Globalización, pandemia y estado nacional

'Como observador, reconocemos que lo preocupante es la ausencia de un liderazgo fuerte en la conducción de la emergencia'.

Es importante recordarle al gobierno nacional como a los lectores, de una forma cognitiva-constructiva, lo siguiente: “[…] hace ya bastante tiempo que vivimos en una sociedad mundial (…) La globalidad nos recuerda el hecho de que, a partir de ahora, nada de cuanto ocurra en nuestro planeta podrá ser un suceso localmente delimitado, sino que todos los descubrimientos, victorias y catástrofes afectarán a todo el mundo y que todos debemos reorientar y reorganizar nuestras vidas y quehaceres, así como nuestras organizaciones e instituciones, a lo largo del eje local-global”, que planteó el sociólogo alemán Ulrich Beck.

El 30 de diciembre pasado se declaró una severa emergencia sanitaria en Wuhan-China, el 29 de febrero se hospitalizó a la primera infectada por Covid-19 proveniente de los alrededores de Madrid y el aislamiento con toque de queda se inició en marzo 17. El gobierno tuvo dos meses para fortalecer los soportes materiales y organizativos de la emergencia sanitaria nacional por el coronavirus, pero ese tiempo no lo aprovechó totalmente, sino que -parafraseando al poeta Machado- fue “haciendo camino al andar”, lo cual no es válido ni conveniente por las características novedosas de esta nueva pandemia.

Como observador, reconocemos que lo preocupante es la ausencia de un liderazgo fuerte en la conducción de la emergencia, lo que permite comprender mejor los equivocados protagonismos que han querido asumir algunos alcaldes.
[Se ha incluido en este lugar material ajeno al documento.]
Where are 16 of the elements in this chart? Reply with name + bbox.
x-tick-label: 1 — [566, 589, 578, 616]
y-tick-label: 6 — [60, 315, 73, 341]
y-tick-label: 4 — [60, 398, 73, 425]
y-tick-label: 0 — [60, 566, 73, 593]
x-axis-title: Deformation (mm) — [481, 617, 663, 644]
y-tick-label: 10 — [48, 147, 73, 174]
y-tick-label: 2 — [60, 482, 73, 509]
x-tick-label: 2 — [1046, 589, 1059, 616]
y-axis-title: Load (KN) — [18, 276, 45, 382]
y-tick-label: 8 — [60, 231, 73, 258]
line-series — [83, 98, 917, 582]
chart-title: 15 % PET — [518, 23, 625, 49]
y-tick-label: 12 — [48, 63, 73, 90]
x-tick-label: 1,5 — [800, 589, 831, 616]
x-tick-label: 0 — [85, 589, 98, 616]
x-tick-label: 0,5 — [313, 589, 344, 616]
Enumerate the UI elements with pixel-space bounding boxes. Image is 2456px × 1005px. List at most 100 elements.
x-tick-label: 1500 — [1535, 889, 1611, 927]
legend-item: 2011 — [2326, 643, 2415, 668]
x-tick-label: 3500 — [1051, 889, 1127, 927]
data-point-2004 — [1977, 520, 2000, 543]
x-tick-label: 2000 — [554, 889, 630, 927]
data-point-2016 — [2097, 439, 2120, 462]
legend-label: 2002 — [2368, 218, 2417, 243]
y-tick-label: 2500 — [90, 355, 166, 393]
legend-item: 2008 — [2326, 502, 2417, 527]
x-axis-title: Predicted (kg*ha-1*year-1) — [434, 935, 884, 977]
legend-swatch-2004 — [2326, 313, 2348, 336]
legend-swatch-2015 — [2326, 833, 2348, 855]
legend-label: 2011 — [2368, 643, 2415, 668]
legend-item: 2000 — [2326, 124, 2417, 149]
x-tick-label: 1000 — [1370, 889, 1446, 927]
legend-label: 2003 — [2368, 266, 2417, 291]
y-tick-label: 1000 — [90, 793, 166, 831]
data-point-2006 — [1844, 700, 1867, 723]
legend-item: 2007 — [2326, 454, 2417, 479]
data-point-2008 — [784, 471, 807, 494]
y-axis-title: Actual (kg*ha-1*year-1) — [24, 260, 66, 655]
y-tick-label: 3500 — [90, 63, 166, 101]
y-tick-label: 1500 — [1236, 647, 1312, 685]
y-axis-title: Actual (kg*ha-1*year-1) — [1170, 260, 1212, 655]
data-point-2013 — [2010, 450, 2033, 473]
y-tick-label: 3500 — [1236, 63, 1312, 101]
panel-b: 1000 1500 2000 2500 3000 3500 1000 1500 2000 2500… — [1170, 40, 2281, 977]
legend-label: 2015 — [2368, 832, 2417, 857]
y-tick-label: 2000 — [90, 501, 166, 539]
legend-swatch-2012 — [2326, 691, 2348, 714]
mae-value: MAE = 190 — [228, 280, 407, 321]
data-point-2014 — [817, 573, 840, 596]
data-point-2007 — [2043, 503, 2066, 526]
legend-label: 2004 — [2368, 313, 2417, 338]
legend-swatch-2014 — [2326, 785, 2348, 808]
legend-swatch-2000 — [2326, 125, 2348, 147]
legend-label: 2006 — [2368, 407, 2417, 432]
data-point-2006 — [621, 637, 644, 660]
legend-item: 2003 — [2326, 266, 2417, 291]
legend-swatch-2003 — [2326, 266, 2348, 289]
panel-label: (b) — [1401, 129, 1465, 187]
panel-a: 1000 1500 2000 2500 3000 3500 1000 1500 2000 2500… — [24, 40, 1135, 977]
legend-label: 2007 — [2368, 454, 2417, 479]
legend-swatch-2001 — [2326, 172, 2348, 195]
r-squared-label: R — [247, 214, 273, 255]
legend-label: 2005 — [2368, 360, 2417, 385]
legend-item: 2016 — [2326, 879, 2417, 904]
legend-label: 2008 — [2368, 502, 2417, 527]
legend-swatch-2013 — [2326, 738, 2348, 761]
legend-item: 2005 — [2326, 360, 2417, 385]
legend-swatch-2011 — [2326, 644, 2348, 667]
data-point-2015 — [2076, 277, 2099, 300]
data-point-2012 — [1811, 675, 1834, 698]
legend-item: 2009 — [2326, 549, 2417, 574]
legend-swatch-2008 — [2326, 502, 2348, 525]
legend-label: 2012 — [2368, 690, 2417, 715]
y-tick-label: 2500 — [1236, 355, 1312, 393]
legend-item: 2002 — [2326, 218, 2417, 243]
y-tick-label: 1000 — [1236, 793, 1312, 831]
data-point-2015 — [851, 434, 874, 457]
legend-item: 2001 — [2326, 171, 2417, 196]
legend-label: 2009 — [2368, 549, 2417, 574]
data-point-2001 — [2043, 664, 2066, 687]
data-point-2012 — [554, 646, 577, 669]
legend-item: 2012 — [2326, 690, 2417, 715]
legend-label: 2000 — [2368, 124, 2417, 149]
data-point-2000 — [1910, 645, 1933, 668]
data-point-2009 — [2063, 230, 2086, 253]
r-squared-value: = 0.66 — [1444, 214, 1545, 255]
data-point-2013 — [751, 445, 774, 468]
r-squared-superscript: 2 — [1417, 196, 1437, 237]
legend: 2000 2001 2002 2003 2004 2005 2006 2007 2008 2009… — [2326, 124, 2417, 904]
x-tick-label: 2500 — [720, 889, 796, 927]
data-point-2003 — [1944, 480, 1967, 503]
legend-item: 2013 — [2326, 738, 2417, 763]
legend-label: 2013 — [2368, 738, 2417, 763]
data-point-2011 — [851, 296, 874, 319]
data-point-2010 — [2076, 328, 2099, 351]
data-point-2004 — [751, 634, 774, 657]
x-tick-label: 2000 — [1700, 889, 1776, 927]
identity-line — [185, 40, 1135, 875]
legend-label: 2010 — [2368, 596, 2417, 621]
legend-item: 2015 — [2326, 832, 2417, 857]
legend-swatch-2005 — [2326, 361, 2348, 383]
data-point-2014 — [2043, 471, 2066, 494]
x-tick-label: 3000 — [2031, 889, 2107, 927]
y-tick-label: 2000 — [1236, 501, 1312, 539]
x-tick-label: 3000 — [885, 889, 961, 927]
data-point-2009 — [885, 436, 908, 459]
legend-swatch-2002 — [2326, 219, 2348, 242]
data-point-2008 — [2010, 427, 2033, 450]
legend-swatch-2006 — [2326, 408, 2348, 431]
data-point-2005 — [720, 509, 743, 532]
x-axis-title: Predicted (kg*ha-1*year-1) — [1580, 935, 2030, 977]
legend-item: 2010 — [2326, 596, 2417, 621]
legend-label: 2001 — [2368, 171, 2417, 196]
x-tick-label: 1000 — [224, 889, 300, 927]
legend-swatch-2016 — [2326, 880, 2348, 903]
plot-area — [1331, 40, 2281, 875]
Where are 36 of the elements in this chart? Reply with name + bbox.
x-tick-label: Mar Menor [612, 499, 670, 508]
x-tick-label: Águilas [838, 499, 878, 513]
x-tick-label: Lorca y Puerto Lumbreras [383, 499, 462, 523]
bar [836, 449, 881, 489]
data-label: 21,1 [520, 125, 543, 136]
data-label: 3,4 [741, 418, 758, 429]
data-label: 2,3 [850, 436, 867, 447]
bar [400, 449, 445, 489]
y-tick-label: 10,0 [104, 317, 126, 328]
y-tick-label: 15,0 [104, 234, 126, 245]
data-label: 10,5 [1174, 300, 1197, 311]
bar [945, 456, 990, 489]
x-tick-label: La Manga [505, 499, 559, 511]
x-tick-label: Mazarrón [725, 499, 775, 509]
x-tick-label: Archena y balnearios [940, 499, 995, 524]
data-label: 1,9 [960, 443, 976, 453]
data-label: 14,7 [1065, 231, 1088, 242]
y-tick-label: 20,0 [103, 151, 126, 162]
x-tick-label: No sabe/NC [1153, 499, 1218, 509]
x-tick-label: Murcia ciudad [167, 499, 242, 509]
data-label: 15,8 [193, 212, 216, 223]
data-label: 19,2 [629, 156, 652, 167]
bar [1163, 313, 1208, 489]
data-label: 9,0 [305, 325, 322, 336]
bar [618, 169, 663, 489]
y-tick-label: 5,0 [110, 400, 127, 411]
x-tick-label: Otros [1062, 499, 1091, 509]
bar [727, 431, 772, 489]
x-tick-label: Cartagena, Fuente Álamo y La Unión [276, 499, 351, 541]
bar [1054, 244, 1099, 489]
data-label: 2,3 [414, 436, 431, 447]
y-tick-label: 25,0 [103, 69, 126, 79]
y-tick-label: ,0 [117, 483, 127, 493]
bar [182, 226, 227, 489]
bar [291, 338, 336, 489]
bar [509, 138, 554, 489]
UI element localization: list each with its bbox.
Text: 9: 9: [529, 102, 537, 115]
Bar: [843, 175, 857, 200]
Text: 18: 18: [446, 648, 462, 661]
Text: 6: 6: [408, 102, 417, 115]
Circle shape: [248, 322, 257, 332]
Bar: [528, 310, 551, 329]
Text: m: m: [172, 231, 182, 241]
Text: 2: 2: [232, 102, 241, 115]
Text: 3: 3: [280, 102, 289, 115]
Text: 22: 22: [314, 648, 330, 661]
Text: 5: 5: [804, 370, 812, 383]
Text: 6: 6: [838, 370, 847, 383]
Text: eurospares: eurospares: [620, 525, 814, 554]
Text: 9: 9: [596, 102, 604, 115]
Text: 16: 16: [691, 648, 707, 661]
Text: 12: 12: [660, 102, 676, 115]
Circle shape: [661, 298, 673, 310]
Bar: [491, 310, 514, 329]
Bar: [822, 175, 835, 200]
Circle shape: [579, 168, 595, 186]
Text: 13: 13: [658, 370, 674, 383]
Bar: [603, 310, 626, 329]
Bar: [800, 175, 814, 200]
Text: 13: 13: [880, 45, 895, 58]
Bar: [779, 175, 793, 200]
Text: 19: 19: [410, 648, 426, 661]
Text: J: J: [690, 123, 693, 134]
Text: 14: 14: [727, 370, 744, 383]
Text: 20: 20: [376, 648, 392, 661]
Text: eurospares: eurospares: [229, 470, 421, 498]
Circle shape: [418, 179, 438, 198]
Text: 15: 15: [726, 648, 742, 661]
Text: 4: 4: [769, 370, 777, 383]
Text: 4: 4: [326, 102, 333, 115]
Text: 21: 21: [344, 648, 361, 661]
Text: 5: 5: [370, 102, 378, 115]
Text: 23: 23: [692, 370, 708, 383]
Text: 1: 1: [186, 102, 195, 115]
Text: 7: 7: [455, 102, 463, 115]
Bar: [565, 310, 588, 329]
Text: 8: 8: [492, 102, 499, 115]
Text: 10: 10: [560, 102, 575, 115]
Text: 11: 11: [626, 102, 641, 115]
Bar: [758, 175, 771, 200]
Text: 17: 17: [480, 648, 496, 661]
Muchas de las incomprensiones son una consecuencia de errores de comunicación y de gestión por parte del COE Nacional: por la escasa participación de profesionales y técnicos de alto nivel y experiencia; publicidad sesgada y malsana, todas las acciones que se ejecutan son del Estado Ecuatoriano y no del “gobierno de todos”; no hay, hasta este momento, una hoja de ruta y peor un plan nacional.

Además, sorprende la escasísima participación de la academia a través de las universidades y politécnicas, exaltamos las propuestas de ESPOL y UEES como de otras U. del país, cuyo número no supera a los dedos de una mano. Ésta debería haber manejado el análisis matemático para evitar el sub-registro existente.